Xerox Holdings Corp. ended its hostile takeover bid for HP Inc. because of uncertainty stemming from the Covid-19 pandemic, marking a blow to the photocopier company’s efforts to stimulate future growth.
The Norwalk, Connecticut-based company will withdraw its tender offer to HP shareholders and stop an effort to win a slate of board directors. Xerox believes the underlying logic behind a combination remains sound and may revisit the idea in the future, said a person familiar with the issue who asked not to be identified discussing company deliberations.

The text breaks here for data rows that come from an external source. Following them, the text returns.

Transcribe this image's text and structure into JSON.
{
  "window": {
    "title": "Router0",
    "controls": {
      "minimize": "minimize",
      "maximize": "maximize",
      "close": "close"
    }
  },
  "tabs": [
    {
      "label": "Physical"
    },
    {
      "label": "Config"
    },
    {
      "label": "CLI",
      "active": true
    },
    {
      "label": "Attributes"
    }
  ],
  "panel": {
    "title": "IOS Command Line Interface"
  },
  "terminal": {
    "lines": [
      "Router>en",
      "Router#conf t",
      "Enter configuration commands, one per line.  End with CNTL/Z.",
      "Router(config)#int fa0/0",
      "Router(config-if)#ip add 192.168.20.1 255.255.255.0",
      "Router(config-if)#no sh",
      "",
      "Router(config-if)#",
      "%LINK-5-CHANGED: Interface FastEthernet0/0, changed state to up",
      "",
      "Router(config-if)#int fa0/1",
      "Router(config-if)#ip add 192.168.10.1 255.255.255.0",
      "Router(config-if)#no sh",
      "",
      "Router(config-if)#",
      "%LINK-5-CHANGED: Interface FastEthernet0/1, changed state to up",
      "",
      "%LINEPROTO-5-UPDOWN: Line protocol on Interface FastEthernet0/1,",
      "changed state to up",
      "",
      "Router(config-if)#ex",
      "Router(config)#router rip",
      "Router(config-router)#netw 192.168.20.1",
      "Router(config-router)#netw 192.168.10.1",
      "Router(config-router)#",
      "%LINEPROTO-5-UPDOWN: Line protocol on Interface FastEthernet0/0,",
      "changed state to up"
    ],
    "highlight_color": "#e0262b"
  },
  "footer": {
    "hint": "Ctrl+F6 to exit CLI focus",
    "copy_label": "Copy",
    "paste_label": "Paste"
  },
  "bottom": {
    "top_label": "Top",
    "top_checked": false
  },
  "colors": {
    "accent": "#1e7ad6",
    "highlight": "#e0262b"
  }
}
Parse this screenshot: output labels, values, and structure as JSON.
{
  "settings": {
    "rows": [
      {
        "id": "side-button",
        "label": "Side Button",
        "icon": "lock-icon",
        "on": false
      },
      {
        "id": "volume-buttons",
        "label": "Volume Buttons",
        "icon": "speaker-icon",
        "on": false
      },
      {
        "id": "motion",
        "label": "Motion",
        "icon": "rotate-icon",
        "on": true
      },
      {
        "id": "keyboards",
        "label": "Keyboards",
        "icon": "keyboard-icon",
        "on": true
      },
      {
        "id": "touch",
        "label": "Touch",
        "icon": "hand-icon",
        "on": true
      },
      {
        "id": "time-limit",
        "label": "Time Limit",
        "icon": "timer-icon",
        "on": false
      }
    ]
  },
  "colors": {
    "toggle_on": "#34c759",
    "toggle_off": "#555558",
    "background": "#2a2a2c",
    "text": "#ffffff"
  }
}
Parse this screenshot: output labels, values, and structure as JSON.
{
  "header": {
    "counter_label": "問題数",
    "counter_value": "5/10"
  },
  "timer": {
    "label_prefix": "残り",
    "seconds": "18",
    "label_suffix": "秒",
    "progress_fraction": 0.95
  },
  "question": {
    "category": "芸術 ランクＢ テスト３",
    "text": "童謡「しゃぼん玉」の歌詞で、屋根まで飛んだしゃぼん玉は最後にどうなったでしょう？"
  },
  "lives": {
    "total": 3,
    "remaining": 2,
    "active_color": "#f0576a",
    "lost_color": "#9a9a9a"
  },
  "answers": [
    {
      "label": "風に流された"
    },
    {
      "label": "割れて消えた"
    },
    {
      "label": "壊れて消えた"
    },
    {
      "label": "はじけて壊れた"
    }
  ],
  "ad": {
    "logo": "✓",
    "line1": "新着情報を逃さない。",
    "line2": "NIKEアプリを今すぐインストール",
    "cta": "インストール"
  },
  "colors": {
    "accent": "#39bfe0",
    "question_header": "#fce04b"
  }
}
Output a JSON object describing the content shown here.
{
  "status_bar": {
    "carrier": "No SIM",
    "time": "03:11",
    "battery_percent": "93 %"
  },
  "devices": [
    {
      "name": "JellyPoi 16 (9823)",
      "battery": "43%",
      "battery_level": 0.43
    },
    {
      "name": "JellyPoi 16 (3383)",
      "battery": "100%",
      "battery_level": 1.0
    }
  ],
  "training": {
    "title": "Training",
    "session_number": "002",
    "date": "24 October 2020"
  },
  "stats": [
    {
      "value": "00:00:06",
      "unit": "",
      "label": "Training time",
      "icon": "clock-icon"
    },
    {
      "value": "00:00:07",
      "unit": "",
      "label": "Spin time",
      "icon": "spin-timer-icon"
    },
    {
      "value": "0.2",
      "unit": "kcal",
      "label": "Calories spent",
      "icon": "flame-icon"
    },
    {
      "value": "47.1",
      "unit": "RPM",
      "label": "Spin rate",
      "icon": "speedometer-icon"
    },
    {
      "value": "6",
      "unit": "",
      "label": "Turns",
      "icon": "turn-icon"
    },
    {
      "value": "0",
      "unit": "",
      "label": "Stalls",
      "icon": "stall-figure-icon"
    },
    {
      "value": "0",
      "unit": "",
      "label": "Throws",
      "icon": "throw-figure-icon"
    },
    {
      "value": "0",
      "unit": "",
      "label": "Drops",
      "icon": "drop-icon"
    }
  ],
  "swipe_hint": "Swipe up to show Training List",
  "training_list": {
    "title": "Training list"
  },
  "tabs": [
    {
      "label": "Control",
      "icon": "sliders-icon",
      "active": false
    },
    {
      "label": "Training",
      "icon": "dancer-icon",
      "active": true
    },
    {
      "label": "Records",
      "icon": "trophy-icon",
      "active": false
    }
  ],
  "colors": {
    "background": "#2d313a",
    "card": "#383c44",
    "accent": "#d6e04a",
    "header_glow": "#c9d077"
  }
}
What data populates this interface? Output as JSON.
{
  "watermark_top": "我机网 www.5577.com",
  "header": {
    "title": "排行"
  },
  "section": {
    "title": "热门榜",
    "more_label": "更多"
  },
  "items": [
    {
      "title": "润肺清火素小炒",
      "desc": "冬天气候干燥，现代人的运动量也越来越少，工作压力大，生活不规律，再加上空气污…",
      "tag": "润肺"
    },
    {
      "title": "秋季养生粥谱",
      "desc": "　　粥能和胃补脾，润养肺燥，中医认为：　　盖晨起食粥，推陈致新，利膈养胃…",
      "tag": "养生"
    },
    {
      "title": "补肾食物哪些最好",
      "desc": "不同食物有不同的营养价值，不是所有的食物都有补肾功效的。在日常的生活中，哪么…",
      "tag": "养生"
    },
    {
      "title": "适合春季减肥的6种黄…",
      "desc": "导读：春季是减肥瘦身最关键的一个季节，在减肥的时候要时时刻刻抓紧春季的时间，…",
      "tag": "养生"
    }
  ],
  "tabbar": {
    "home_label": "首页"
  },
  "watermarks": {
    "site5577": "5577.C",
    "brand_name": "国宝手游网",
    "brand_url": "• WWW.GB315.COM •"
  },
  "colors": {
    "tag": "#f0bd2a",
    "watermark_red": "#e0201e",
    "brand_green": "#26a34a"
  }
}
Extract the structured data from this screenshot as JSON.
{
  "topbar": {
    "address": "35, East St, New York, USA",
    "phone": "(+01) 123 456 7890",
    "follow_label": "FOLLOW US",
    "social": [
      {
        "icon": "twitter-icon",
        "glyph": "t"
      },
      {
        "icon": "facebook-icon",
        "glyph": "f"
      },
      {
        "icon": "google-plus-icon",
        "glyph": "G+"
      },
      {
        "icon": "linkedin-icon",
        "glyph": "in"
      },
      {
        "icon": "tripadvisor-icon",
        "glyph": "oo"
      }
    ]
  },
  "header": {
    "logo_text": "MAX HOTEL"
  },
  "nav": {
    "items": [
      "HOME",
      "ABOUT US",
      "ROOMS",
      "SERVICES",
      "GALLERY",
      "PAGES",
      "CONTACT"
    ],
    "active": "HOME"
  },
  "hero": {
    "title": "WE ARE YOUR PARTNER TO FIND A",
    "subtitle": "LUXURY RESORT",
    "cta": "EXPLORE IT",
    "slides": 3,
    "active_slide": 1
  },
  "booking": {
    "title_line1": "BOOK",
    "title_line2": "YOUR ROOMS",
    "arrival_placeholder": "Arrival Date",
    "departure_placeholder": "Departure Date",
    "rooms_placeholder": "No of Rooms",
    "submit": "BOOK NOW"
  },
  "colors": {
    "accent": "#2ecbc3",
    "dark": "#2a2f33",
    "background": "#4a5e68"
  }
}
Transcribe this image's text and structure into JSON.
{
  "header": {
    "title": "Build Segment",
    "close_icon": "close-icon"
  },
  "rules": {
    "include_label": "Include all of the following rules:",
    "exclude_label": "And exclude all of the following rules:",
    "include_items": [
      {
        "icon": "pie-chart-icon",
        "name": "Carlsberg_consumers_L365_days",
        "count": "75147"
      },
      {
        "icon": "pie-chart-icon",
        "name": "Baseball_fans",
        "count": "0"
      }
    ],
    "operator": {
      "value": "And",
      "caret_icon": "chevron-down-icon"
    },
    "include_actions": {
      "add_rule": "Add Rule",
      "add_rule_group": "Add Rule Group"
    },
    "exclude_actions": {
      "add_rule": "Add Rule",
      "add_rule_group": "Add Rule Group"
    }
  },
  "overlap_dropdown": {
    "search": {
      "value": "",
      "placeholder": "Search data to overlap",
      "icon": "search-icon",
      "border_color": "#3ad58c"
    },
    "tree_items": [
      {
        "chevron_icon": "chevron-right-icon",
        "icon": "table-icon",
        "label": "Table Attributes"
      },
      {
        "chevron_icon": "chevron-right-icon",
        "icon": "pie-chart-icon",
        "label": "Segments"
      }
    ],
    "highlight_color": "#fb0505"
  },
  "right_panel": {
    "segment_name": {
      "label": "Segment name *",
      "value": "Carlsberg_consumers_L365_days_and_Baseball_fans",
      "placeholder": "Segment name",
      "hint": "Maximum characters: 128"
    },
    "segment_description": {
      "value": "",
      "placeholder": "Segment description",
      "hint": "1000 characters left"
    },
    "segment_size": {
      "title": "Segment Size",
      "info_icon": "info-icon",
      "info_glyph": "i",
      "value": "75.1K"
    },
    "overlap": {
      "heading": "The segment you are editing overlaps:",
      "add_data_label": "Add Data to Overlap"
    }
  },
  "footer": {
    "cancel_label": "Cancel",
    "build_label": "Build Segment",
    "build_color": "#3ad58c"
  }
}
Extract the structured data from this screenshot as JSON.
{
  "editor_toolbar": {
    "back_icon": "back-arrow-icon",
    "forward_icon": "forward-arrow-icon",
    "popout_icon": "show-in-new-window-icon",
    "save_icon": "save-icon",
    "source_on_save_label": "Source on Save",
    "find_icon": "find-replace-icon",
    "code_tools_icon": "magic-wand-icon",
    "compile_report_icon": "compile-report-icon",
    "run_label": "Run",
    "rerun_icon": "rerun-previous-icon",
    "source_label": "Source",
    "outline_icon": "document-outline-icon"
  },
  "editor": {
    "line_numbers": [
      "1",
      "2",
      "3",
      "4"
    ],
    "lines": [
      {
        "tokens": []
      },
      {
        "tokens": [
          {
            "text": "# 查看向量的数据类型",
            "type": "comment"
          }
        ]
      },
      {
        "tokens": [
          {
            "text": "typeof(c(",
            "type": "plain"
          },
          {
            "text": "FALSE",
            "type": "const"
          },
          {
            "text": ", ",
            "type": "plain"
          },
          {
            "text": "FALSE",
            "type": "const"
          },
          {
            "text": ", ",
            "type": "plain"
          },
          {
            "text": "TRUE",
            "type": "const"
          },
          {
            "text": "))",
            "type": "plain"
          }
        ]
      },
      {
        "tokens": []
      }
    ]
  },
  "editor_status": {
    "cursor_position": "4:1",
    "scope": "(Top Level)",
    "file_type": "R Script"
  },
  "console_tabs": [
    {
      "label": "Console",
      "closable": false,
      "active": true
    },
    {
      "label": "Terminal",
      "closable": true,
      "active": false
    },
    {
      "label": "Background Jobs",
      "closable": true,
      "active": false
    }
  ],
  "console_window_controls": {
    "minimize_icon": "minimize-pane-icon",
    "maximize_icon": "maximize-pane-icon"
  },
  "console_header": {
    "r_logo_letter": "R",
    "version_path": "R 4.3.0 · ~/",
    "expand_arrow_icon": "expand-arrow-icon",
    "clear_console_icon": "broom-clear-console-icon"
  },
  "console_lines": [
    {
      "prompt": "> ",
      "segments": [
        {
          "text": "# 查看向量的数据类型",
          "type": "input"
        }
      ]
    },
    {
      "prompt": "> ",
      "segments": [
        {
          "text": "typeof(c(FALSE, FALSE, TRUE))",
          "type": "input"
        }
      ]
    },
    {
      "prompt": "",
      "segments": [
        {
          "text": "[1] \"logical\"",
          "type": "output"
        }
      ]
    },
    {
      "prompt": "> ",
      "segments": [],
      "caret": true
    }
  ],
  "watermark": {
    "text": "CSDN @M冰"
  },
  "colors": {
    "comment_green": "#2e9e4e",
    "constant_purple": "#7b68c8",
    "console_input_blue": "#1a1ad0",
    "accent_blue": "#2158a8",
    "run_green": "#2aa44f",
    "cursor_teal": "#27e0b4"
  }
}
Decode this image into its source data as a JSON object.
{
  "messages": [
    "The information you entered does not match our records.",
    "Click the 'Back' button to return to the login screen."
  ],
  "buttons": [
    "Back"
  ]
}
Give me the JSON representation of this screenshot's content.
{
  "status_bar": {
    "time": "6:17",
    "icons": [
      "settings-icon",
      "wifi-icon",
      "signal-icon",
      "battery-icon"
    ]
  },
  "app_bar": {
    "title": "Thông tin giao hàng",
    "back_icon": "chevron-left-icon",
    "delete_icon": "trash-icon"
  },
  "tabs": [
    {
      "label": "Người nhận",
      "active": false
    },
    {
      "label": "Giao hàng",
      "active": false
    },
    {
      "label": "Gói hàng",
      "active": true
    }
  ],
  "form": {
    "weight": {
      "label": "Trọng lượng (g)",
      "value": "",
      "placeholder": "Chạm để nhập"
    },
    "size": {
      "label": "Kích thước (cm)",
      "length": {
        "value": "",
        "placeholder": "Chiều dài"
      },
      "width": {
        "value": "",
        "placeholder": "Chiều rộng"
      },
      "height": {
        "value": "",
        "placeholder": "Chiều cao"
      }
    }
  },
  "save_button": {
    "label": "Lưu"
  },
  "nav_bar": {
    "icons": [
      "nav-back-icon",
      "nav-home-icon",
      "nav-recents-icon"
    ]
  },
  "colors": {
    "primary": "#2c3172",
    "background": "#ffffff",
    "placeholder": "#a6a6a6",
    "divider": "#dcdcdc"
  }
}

“The current global health crisis and resulting macroeconomic and market turmoil caused by Covid-19 have created an environment that is not conducive to Xerox continuing to pursue an acquisition of HP Inc.,” Xerox said Tuesday in a statement. “While it is disappointing to take this step, we are prioritizing the health, safety and well-being of our employees, customers, partners and other stakeholders, and our broader response to the pandemic, over and above all other considerations.”
HP, the world’s second-largest computer maker, has repeatedly rebuffed Xerox’s cash-and-stock offers, most recently valued at an estimated $35 billion. In the most recent proposal, an HP holder would have received $18.40 in cash and 0.149 Xerox shares. The offer was set to expire April 21.
“We remain firmly committed to driving value for HP shareholders,” the Palo Alto, California-based company said in a statement. “We have a healthy cash position and balance sheet that enable us to navigate unanticipated challenges such as the global pandemic now before us, while preserving strategic optionality for the future.”
HP had earlier implored shareholders to reject the tender offer and Xerox board nominees, suggesting that a debt-enabled combination would be “disastrous” for the hardware giant in the current economic environment.
HP’s shares fell 1.5% in extended trading after closing at $17.36. Xerox’s stock was little-changed after ending Tuesday’s session at $18.94. The news of Xerox’s decision was reported earlier by the Wall Street Journal.
Xerox, which has reported falling revenue, had hitched its future to an acquisition. The company expected that combining the companies would yield $2 billion in cost savings and more than $1 billion in additional revenue growth. Both hardware companies invented technologies still in use by consumers and office workers, and have struggled in a world increasingly driven by software.
HP’s board characterized Xerox’s offers as undervaluing the company, and said it will return $16 billion to shareholders in an effort to show HP can stand on its own.
Xerox criticized HP for failing to enter into substantive talks that could have led to a merger.
“The refusal of HP’s Board to meaningfully engage over many months and its continued delay tactics have proven to be a great disservice to HP stockholders, who have shown tremendous support for the transaction,” Xerox said.